Magnus-Hirschfeld-Gedenktag: Temporäres Erinnern, anhaltender Hass
Eine Haltestelle erinnert an den Pionier der Homosexuellen-Bewegung Magnus Hirschfeld. Ein wichtiges Zeichen angesichts steigender Queerfeindlichkeit.
Das sanfte Glockenspiel vom Carillon erfüllt den Tiergarten. Der Park steht in voller Blüte, die Vögel zwitschern. Unter einer üppig blühenden Eiche versammeln sich am Montagmorgen einige Menschen an der BVG-Bushaltestelle vor dem Haus der Kulturen der Welt (HKW). Wo sonst Werbung prangt, ist nun die Zeichnung eines Mannes mit Brille und Schnäuzer zu sehen. „Schwul, Jude, Arzt, Aufklärer, Sexualforscher, Mitbegründer der weltweit ersten Homosexuellen-Bewegung“, steht auf der Bildtafel.
„Magnus Hirschfeld lehrt uns, dass Transsein kein Trend ist, sondern schon in den 1920er Bestandteil von Berlin war“, sagt Alfonso Pantisano, Berlins Queerbeauftragter. Passend zur Frühlingskulisse im Tiergarten trägt er einen fliederfarbenen Zweireiher, dazu eine glitzernde Lotusblüten-Brosche.

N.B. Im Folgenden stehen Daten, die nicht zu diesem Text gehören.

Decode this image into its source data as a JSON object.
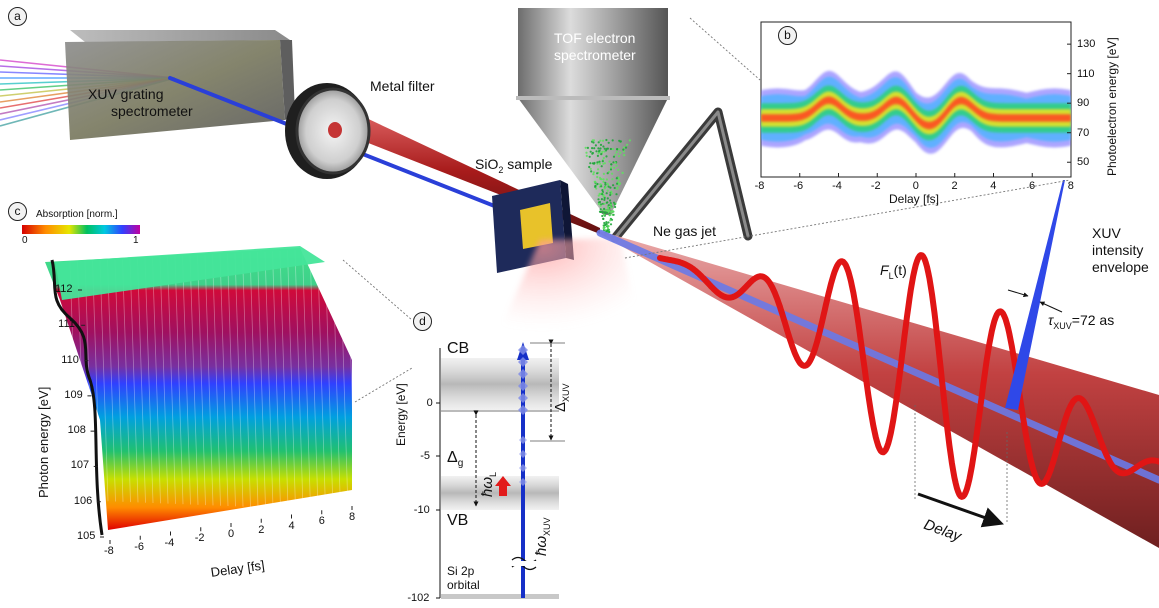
{
  "panels": {
    "a": "a",
    "b": "b",
    "c": "c",
    "d": "d"
  },
  "labels": {
    "grating_line1": "XUV  grating",
    "grating_line2": "spectrometer",
    "metal_filter": "Metal filter",
    "tof_line1": "TOF electron",
    "tof_line2": "spectrometer",
    "sio2_pre": "SiO",
    "sio2_sub": "2",
    "sio2_post": " sample",
    "ne_jet": "Ne gas jet",
    "xuv_env_line1": "XUV",
    "xuv_env_line2": "intensity",
    "xuv_env_line3": "envelope",
    "fl_main": "F",
    "fl_sub": "L",
    "fl_arg": "(t)",
    "tau_main": "τ",
    "tau_sub": "XUV",
    "tau_val": "=72 as",
    "delay_arrow": "Delay"
  },
  "panel_b": {
    "xlabel": "Delay [fs]",
    "ylabel": "Photoelectron energy [eV]",
    "xticks": [
      "-8",
      "-6",
      "-4",
      "-2",
      "0",
      "2",
      "4",
      "6",
      "8"
    ],
    "yticks": [
      "50",
      "70",
      "90",
      "110",
      "130"
    ]
  },
  "panel_c": {
    "cbar_title": "Absorption [norm.]",
    "cbar_min": "0",
    "cbar_max": "1",
    "xlabel": "Delay [fs]",
    "ylabel": "Photon energy [eV]",
    "xticks": [
      "-8",
      "-6",
      "-4",
      "-2",
      "0",
      "2",
      "4",
      "6",
      "8"
    ],
    "yticks": [
      "105",
      "106",
      "107",
      "108",
      "109",
      "110",
      "111",
      "112"
    ]
  },
  "panel_d": {
    "ylabel": "Energy [eV]",
    "yticks": [
      "0",
      "-5",
      "-10",
      "-102"
    ],
    "cb": "CB",
    "vb": "VB",
    "orbital_line1": "Si 2p",
    "orbital_line2": "orbital",
    "delta_g": "Δ",
    "delta_g_sub": "g",
    "delta_xuv": "Δ",
    "delta_xuv_sub": "XUV",
    "hw_l": "ħω",
    "hw_l_sub": "L",
    "hw_xuv": "ħω",
    "hw_xuv_sub": "XUV"
  },
  "chart_data": [
    {
      "type": "heatmap",
      "panel": "b",
      "x_range": [
        -8,
        8
      ],
      "y_range": [
        40,
        145
      ],
      "xlabel": "Delay [fs]",
      "ylabel": "Photoelectron energy [eV]",
      "peaks_fs": [
        -4.5,
        -1,
        2.3
      ],
      "centre_energy_eV": 80
    },
    {
      "type": "heatmap",
      "panel": "c",
      "x_range": [
        -8,
        8
      ],
      "y_range": [
        105,
        112
      ],
      "xlabel": "Delay [fs]",
      "ylabel": "Photon energy [eV]",
      "colorbar": {
        "min": 0,
        "max": 1,
        "title": "Absorption [norm.]"
      }
    }
  ],
  "colors": {
    "laser": "#c21010",
    "xuv": "#2a3fd8",
    "beam": "#b41a1a"
  }
}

Anlässlich des 90. Todestags des Berliner Sexualwissenschaftlers Magnus Hirschfeld weiht Pantisano am Montag zusammen mit Sozialsenatorin Cansel Kiziltepe (SPD) eine „Gedenk-Haltestelle“ für den schwulen Arzt ein. Hirschfeld kämpfte in den 1920er Jahren für die Rechte queerer Menschen. Sein Motto: Durch Wissenschaft zu Gerechtigkeit.
Dort wo heute das HKW in der ehemaligen Kongresshalle angesiedelt ist, etablierte er 1919 sein Institut für Sexualwissenschaft, an dem bereits vor fast 100 Jahren die ersten geschlechtsangleichenden Operationen durchgeführt wurden. Das Institut war das intellektuelle und aktivistische Zentrum der queeren Bewegungen in Deutschland – bis zur Machtübernahme der Nationalsozialisten. Sie plünderten und zerstörten es. Hirschfeld floh ins Exil.
Höchststand queerfeindlicher Angriffe
Doch Angriffe auf queere Menschen sind kein Phänomen der Vergangenheit. In Berlin steigen queerfeindliche Straftaten seit Jahren kontinuierlich an. 2023 wurde mit 588 gemeldeten Vorfällen ein neuer Höchststand erreicht. „Die Angriffe werden immer stärker, immer aggressiver“, sagt Pantisano. Betroffen sind nicht nur Einzelpersonen, sondern auch queere Schutzräume. Wiederholt wurde das Café „Das Hofen“ in Neukölln Ziel queerfeindlicher Angriffe. Erst vergangene Woche wurde eine Regenbogenflagge der Tipsy Bear Bar in Prenzlauer Berg abgerissen und in Brand gesteckt. „Wir müssen dafür kämpfen, dass wir nicht unter den Füßen von autoritären Kräften zertreten werden“, so Pantisano.
Auch Sozialsenatorin Kiziltepe warnt: „Wir erleben einen gefährlichen Rollback gegen queeres Leben. Solidarität und Verbundenheit mit der queeren Community sind heute wichtiger denn je.“ Als Zeichen der Anerkennung und Erinnerung hat ihr Haus den 14. Mai als landesweiten Gedenktag für Magnus Hirschfeld eingeführt – seit 2024 wird er jährlich begangen. Das diesjährige Motto lautet „Sterne seines Queeren Berlins“ und würdigt die Mitstreiter*innen Hirschfelds, die maßgeblich zur queeren Emanzipationsbewegung beigetragen haben.
Berliner*innen können die Geschichte über einen Stadtplan und einen Audiowalk nachverfolgen, rund um den 14. Mai finden Festveranstaltungen statt. Im HKW zeigt eine Ausstellung im Rahmen der Antidiskriminierungstage des Bundes das Wirken von Hirschfeld und seinen Mitstreiter*innen.
Die Gedenkhaltestelle wird jedoch nur 6 Wochen bestehen. Eine dauerhafte Installation sei „technisch nicht möglich“, so eine Vertreterin der Betreiberfirma Wall. Die Folierung halte nur begrenzte Zeit, die Wartung sei intensiv und das Vandalismusrisiko groß. Die Gedenkhaltestelle mag temporär sein – die Angriffe sind es nicht.